OBSERVATIONS : A l'appui d'un bordereau d'inscription d'une hypothèque
judiciaire définitive déposé à l'encontre
de débiteurs en liquidation judiciaire, un avocat a joint l'état
des créances admises établi par le juge-commissaire, accompagné
d'une pièce justifiant que cet état n'avait pas fait l'objet
d'autres ordonnances du juge-commissaire et qu'ainsi, n'ayant pu être
frappé d'appel devant la Cour, il était passé en
force de chose jugée.
NB : L'inscription provisoire avait été publiée et
le bien vendu avant même l'ouverture de la liquidation de biens,
Le conservateur a rejeté la formalité en se basant sur les
dispositions de l'article 263 du décret n° 92-755 du 31 juillet
1992 commentées dans l'article 1755
du Bulletin.
Dérogeant à la règle voulant qu'un conservateur ne
soit pas fondé à refuser un bordereau sous prétexte
que la formalité est inopérante, ces dispositions accroissent
de manière implicite mais certaine, les attributions des conservateurs
en leur faisant obligation de s'assurer, que le document devant leur être
présenté par le requérant démontre que la
formalité est requise à l'intérieur du délai
légal de deux mois prévu par l'article 263 susvisé.

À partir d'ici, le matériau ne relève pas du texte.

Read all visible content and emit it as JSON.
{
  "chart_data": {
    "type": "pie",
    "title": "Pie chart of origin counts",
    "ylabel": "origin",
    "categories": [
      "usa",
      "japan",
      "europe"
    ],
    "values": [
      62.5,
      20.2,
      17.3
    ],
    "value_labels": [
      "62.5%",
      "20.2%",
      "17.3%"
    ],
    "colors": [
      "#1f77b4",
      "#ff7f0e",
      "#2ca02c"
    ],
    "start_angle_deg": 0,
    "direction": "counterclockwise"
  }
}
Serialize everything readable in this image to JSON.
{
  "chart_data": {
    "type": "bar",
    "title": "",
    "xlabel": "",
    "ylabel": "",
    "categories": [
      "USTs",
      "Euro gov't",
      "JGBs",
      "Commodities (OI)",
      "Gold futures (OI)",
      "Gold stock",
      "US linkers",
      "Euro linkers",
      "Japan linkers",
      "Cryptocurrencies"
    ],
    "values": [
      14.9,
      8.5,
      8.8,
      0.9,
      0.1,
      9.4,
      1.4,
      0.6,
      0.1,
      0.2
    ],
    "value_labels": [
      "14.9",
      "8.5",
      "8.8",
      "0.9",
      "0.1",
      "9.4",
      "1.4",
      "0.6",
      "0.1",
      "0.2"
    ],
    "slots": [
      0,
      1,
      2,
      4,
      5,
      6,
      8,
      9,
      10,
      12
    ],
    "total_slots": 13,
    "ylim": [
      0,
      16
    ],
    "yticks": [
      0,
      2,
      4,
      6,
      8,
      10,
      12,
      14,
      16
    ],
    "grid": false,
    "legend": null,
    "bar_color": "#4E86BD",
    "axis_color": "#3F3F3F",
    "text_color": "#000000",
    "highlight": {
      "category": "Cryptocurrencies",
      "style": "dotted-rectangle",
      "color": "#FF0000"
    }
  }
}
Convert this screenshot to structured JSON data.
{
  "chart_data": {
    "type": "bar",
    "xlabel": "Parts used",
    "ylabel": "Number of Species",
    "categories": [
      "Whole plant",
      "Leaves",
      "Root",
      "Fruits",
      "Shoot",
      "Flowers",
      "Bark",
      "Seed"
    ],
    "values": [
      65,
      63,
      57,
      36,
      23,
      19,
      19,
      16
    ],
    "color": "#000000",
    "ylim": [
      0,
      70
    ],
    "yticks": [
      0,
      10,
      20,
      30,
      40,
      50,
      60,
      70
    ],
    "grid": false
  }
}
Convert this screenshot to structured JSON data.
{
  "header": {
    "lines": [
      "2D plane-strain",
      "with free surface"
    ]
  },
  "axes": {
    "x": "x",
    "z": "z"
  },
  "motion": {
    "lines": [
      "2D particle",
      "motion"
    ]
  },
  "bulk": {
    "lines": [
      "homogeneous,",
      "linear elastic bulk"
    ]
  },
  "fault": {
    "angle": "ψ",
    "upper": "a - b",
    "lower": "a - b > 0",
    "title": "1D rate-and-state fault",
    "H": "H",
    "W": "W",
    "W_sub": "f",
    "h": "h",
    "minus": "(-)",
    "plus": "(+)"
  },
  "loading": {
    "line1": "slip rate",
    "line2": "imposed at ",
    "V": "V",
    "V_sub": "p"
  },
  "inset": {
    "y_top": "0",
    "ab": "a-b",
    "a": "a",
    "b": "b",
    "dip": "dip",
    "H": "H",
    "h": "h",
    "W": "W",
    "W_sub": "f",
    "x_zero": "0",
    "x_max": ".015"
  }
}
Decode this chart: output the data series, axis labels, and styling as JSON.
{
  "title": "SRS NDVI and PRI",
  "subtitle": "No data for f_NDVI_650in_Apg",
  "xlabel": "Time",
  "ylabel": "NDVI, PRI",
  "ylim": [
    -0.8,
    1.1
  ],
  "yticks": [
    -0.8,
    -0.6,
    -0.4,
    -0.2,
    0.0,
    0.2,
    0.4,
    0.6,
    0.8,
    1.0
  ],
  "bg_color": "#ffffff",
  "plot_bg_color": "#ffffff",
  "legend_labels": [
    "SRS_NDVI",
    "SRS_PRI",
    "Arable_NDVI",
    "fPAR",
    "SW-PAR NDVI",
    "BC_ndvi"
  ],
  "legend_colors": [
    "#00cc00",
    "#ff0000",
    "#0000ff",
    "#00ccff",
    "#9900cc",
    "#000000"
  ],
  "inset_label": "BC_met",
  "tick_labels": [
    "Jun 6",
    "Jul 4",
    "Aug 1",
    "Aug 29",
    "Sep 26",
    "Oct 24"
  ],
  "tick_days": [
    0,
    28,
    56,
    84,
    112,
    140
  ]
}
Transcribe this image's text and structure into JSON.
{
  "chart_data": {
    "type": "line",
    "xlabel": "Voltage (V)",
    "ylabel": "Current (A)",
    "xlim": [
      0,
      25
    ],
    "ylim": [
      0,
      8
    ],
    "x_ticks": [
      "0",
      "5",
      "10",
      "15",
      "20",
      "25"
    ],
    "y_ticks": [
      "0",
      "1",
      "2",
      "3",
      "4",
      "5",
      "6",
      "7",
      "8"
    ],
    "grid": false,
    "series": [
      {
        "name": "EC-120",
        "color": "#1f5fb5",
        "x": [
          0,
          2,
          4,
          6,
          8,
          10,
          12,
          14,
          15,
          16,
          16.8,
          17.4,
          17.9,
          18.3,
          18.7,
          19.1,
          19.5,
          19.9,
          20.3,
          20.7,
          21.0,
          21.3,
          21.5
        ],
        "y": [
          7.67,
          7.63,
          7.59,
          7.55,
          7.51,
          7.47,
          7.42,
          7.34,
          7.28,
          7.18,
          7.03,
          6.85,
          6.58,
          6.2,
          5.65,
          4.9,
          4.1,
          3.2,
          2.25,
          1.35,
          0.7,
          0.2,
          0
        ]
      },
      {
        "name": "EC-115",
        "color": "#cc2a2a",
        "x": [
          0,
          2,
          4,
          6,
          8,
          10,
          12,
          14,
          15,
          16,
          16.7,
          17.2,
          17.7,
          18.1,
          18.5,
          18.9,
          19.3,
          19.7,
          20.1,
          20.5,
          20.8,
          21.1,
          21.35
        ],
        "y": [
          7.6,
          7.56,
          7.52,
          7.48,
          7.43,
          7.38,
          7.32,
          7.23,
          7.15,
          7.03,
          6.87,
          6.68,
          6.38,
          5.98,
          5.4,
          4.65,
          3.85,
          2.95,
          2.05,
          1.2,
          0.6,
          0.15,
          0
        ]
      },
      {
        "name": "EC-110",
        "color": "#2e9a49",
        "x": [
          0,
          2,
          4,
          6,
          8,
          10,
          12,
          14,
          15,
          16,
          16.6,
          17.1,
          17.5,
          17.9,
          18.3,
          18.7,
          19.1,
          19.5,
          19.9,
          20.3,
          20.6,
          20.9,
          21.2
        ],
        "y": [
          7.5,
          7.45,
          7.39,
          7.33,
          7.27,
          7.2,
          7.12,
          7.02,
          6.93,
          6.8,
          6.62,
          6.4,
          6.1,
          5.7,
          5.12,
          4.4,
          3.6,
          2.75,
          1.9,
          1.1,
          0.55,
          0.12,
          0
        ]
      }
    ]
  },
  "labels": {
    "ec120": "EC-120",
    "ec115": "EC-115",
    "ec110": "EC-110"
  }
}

Ainsi, était-il noté au III B) 3 de l'article précité
du Bulletin, que, " lorsque le document présenté comme
démontrant que la formalité est requise à l'intérieur
du délai légal de deux mois se révèle manifestement
ne pas atteindre le but lui étant assigné, le conservateur
peut considérer que l'écrit présenté n'est
pas celui voulu par les auteurs du second alinéa de l'article 263
et qu'en réalité, il se trouve dans la même situation
que si aucun justificatif ne lui avait été remis. Il lui
appartient alors de se diriger en conséquence et de refuser le
dépôt ou de rejeter la formalité ".
Dans ses conclusions devant la Cour, le conservateur faisait valoir que:
- l'article 263 du décret du 31 juillet 1992 dispose notamment
que la publicité définitive doit être effectuée
dans un délai de deux mois courant du jour où le titre constatant
les droits du créancier est passé en force de chose jugée
et que le créancier doit présenter tout document attestant
que cette condition se trouve remplie,
- après avoir requis du juge de l'exécution une ordonnance
autorisant l'inscription d'une hypothèque judiciaire provisoire
et à peine de caducité de la mesure conservatoire, le créancier
doit, conformément aux dispositions des articles 70 de la loi du
9 juillet 1991 portant réforme des procédures civiles d'exécution
et 215 de son décret d'application du 31 juillet 1992, engager
ou poursuivre une procédure lui permettant d'obtenir le titre exécutoire
susceptible de satisfaire aux conditions de l'article 263 précité.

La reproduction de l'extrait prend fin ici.